Exposé her to friends and family. She is cheating and lying about why your relationship is over.

Does this OM have a wife or gf? Exposé to her too.
_Posted via Mobile Device_


----------



## the guy (Aug 3, 2010)

I suggest you start acting like you want to let her go, the perception of confidence in you willing to move on with out her may get her to think twice about what she is about to lose.
So stop begging for your marriage and distance your self from her.

First and for most is until OM is completely out of the picture you are in a losing battle. So start making this affair as inconvienent and as uncomfortable as possible by exposing it and filing for divorce..

I know I know thats the last thing you want to do, but until she sees the real consequences to her actions she will continue.
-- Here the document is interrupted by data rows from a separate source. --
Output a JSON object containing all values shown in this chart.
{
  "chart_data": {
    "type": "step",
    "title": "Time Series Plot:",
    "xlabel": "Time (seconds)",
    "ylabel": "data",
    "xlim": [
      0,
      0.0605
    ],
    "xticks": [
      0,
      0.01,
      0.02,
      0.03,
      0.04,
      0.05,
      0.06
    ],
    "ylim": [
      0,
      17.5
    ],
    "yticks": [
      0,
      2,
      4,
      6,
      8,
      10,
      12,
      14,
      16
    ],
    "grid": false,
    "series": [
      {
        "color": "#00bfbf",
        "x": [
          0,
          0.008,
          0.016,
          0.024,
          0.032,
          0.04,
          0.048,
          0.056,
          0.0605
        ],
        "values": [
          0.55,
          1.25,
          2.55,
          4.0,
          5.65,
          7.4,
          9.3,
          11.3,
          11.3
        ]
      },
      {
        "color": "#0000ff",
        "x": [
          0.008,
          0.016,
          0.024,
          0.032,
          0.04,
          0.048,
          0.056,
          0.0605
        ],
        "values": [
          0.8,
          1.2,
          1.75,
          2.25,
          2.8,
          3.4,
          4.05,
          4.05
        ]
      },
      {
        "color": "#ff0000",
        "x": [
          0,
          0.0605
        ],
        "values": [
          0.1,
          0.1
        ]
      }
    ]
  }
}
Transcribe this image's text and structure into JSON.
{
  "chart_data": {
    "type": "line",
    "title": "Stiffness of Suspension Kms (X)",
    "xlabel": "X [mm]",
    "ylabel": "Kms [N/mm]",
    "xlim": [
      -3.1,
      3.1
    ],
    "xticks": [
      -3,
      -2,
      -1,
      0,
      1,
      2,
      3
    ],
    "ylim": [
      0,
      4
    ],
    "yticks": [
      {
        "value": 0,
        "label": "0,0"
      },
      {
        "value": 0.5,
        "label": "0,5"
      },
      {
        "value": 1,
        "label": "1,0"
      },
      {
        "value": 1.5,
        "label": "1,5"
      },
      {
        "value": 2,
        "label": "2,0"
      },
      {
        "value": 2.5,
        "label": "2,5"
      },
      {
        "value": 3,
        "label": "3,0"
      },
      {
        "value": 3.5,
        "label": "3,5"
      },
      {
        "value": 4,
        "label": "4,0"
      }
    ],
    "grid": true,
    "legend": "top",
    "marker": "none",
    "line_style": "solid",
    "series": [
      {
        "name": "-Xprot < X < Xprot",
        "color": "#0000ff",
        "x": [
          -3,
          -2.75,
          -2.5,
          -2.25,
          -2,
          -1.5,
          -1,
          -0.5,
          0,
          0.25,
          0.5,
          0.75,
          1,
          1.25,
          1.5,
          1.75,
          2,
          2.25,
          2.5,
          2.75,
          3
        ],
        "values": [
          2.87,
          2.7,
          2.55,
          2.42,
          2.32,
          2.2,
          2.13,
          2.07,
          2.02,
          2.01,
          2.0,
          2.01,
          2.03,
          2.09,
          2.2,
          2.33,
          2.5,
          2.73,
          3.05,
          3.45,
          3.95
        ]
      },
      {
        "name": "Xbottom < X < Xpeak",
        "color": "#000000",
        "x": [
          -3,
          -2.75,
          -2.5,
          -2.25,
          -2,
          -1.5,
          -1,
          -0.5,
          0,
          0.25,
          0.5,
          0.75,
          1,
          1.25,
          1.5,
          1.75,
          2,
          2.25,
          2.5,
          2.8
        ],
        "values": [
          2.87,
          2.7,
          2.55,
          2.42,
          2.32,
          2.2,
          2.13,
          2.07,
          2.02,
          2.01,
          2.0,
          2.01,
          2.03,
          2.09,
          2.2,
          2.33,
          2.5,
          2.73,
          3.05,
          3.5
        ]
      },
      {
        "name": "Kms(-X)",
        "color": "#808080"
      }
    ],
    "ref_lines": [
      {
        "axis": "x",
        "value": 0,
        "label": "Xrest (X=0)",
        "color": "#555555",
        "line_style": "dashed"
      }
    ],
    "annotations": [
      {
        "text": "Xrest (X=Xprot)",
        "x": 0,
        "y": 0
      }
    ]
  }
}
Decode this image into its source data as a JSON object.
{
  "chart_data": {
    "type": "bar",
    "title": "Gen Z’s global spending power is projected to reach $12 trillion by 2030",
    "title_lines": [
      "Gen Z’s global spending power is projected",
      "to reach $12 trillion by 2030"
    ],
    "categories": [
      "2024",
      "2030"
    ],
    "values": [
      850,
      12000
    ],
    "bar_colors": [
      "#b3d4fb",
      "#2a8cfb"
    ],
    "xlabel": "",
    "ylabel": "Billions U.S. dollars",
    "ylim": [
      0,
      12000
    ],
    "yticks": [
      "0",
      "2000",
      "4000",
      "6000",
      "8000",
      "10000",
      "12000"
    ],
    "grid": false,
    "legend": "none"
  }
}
Remember filing and having her served is completely different then when the divorce is finalized. There is a waiting period and during this waiting period your cheating wife may come turn a corner and work on the marriage.

Your wife is cake eating here and until you stop tolorating it by doing a 180 and filing she wil continue. The point to this tough love approach is to get her to think twice about her choices. Once she starts to second guess her dicisions and the affair become to complicated for her she may come back.
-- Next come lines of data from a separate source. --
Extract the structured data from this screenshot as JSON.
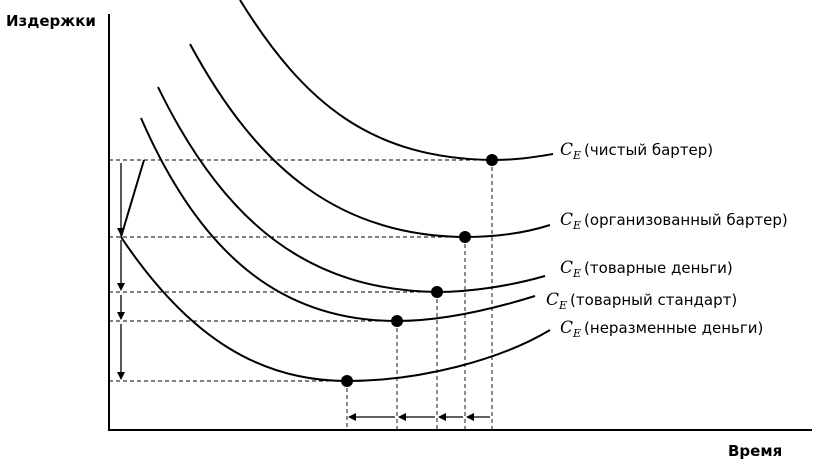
{
  "axes": {
    "y_label": "Издержки",
    "x_label": "Время"
  },
  "curves": [
    {
      "symbol": "C",
      "subscript": "E",
      "label": "(чистый бартер)"
    },
    {
      "symbol": "C",
      "subscript": "E",
      "label": "(организованный бартер)"
    },
    {
      "symbol": "C",
      "subscript": "E",
      "label": "(товарные деньги)"
    },
    {
      "symbol": "C",
      "subscript": "E",
      "label": "(товарный стандарт)"
    },
    {
      "symbol": "C",
      "subscript": "E",
      "label": "(неразменные деньги)"
    }
  ]
}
Your soft approach right now is not changing anything for your wife, she has it made and there is no reason for her to do anything different. So piss her off, her anger will be a good sign that her affair is not the fantasy she thinks it is and there will be consequences if it continues.

Can you see that you need to make some change in your self with how your wayward wife sees you?


----------



## bryanp (Aug 25, 2011)

No consequences to her actions equals no motivation to change. Your wife clearly has no respect for you whatsoever. If you do not respect yourself then who will?


----------



## TDSC60 (Dec 8, 2011)

Wife??? I didn't see where you were married.

Are you married or just living together?

Regardless, this relationship was doomed from the start. She cheated on her then current boyfriend to start dating you. You move away and she gets pregnant by old HS BF that she never lost contact with. You start banging your Ex. Now she is ready to move on again. She is telling you what she wants you to do and you are going along with it. Master manipulator.

You are both immature and no where near being emotionally able to share in a mutually productive relationship. Now she is moving on with her life. 

You are in love with the IDEA of being a family. What you had with her is not a family (unless you call a male, a female, and a child family). A family is a unit who loves, respects, supports and protects each other. You never had that.

You need to move on.


----------



## Ben Connedfussed (May 4, 2012)

Shaggy said:


> Exposé her to friends and family. She is cheating and lying about why your relationship is over.
> 
> Does this OM have a wife or gf? Exposé to her too.
> _Posted via Mobile Device_


Exposure is the best... and critical!